Sekreter, böylesine dramatik bir anda yapılan bu espri karşısında deliye dönmüştü. Kaşlarını çatıp dudaklarını büktü. Ardından ağzını Gabriel'in kulağına götürdü.

"Böyle kurnazlıklar etme. Gabriel. Senin ve Mercier'in kısmen de olsa sorumlu olduğunuz bir şeyler dönüyor."

"Ne demek istiyorsun?" diye sordu Gabriel.

"Bu gece kaybolan tek kişi Christine Daae değil."

"Amma saçmaladın!"

"Bunda saçma bir taraf yok. Anne Giry az önce fuayeye geldiğinde, neden Mercier'in onu elinden tutup aceleyle buradan götürdüğünü belki sen bana anlatabilirsin, ha?"

"Cidden mi?" diye sordu Gabriel. "Görmemişim."

"Gördün Gabriel! Çünkü sen de onlarla birlikte Mercier'in ofisine gittin. Sonrasında sen ve Mercier buraya döndünüz ama Anne Giry hala ortalarda yok."

"Onu yedik mi dersin?"

"Hayır, ama onu ofise kapattınız ve ofisin yanından geçen herkes onun, 'Ah, alçaklar! ' diye bağırdığını duyabilir!"

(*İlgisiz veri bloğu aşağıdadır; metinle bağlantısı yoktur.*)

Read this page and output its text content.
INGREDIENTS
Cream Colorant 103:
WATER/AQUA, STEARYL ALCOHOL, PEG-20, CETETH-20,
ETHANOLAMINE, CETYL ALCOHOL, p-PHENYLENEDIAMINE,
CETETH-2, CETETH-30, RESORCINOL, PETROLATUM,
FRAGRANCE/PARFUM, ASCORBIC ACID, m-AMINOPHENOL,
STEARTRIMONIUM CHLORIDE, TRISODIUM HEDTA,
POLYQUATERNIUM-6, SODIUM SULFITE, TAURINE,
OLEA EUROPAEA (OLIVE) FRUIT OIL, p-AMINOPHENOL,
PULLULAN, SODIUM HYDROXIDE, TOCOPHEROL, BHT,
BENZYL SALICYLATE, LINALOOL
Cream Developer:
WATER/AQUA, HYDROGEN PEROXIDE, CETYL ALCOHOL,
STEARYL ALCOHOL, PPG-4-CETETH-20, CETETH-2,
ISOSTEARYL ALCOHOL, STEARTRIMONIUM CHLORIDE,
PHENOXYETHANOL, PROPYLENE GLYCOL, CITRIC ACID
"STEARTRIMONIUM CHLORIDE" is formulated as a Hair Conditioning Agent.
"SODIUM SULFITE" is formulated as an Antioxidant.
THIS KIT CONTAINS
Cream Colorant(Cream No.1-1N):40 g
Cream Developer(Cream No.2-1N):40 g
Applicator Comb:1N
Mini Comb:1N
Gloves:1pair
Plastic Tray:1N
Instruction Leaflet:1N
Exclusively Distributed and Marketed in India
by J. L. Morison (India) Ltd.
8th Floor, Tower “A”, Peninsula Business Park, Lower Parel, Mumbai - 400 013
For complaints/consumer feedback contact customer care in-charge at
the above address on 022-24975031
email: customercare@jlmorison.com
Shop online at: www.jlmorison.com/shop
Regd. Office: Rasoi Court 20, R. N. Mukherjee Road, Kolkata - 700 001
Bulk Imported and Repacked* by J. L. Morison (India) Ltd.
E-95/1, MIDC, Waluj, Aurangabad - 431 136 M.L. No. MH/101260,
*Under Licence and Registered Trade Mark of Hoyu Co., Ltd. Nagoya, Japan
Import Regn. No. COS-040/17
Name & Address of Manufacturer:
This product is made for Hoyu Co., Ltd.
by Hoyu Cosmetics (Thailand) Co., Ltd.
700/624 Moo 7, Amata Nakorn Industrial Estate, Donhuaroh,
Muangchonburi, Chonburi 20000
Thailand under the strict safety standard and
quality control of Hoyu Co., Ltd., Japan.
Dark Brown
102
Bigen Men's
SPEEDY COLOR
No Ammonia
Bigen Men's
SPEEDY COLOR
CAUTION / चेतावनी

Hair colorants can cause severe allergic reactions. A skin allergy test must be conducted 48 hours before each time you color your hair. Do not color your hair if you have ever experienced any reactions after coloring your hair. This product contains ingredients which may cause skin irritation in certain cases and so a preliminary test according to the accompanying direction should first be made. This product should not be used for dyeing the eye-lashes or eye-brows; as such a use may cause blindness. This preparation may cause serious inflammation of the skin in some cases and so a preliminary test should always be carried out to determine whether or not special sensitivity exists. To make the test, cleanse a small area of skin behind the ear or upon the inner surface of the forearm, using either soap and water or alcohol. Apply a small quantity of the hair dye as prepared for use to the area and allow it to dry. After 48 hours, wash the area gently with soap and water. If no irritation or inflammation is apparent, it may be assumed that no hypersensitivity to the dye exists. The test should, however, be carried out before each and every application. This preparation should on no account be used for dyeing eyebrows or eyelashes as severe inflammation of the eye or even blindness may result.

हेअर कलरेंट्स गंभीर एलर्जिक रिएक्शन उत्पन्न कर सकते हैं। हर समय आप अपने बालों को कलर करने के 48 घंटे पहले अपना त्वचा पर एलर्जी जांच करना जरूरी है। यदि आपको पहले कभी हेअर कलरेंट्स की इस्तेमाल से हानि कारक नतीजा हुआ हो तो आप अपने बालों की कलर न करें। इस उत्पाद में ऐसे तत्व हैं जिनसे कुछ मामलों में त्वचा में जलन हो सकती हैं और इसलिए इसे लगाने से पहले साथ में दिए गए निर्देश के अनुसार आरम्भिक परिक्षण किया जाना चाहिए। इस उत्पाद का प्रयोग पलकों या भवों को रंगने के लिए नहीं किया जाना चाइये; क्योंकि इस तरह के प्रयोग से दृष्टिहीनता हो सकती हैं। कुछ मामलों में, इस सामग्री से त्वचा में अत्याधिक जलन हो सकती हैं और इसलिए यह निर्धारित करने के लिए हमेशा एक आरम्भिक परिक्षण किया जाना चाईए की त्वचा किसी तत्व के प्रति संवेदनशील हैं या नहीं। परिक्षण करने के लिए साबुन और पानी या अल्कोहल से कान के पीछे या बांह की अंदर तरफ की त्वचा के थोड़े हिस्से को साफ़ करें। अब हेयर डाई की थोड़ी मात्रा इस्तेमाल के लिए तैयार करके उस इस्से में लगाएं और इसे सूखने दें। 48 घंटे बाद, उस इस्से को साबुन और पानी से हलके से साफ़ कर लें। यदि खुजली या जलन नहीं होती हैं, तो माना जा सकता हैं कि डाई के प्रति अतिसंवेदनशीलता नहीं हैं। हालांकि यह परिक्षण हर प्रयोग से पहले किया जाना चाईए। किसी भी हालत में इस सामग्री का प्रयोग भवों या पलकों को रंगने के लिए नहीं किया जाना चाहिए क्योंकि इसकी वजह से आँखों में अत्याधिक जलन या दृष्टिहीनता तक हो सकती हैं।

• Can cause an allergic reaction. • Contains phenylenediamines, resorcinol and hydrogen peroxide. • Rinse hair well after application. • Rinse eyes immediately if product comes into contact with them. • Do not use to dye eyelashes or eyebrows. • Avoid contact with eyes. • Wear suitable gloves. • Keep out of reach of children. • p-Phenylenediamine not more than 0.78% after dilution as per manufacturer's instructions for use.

Bu eşsiz sohbetin tam da bu noktasında, yanlarına Mercier geldi. Soluk soluğaydı.

"İşte!" dedi kasvetli bir ses tonuyla. "Her şey her zamankinden daha da beter durumda! 'Ciddi bir sorun var!

Açın kapıyı! Benim, Mercier!'diye bağırdım. Ayak seslerini duydum. Kapı açıldı. Moncharmin karşıma çıktı. Oldukça solgun görünüyordu. 'Ne istiyorsun?' diye sordu. 'Birisi Christine Daae'yi götürdü,' diyerek cevap verdim. Ne dedi dersiniz? 'Aferin ona!' dedi ve bunu avucuma tutuşturup kapıyı kapattı."

Remy ve Gabriel, Mercicr'in açtığı avucuna baktılar.

"Çengelli iğne! "diye bağırdı Remy.

"Tuhaf! Tuhaf!" diye mırıldandı Gabriel. Elinde olmadan titriyordu.Aniden, bir ses üçünün de dönmesine neden oldu.

"Affedersiniz Baylar, söyler misiniz, Christine Daae nerede acaba?"

Eğer acıma duygusuyla hemen akıllarına kazınan bu keder kaplı yüzü görmemiş olsalardı, şartların ciddiyetine rağmen, bu sorunun saçmalığı onları kahkahaya boğabilirdi. Bu, Vikont Raoul de Changy'ydi.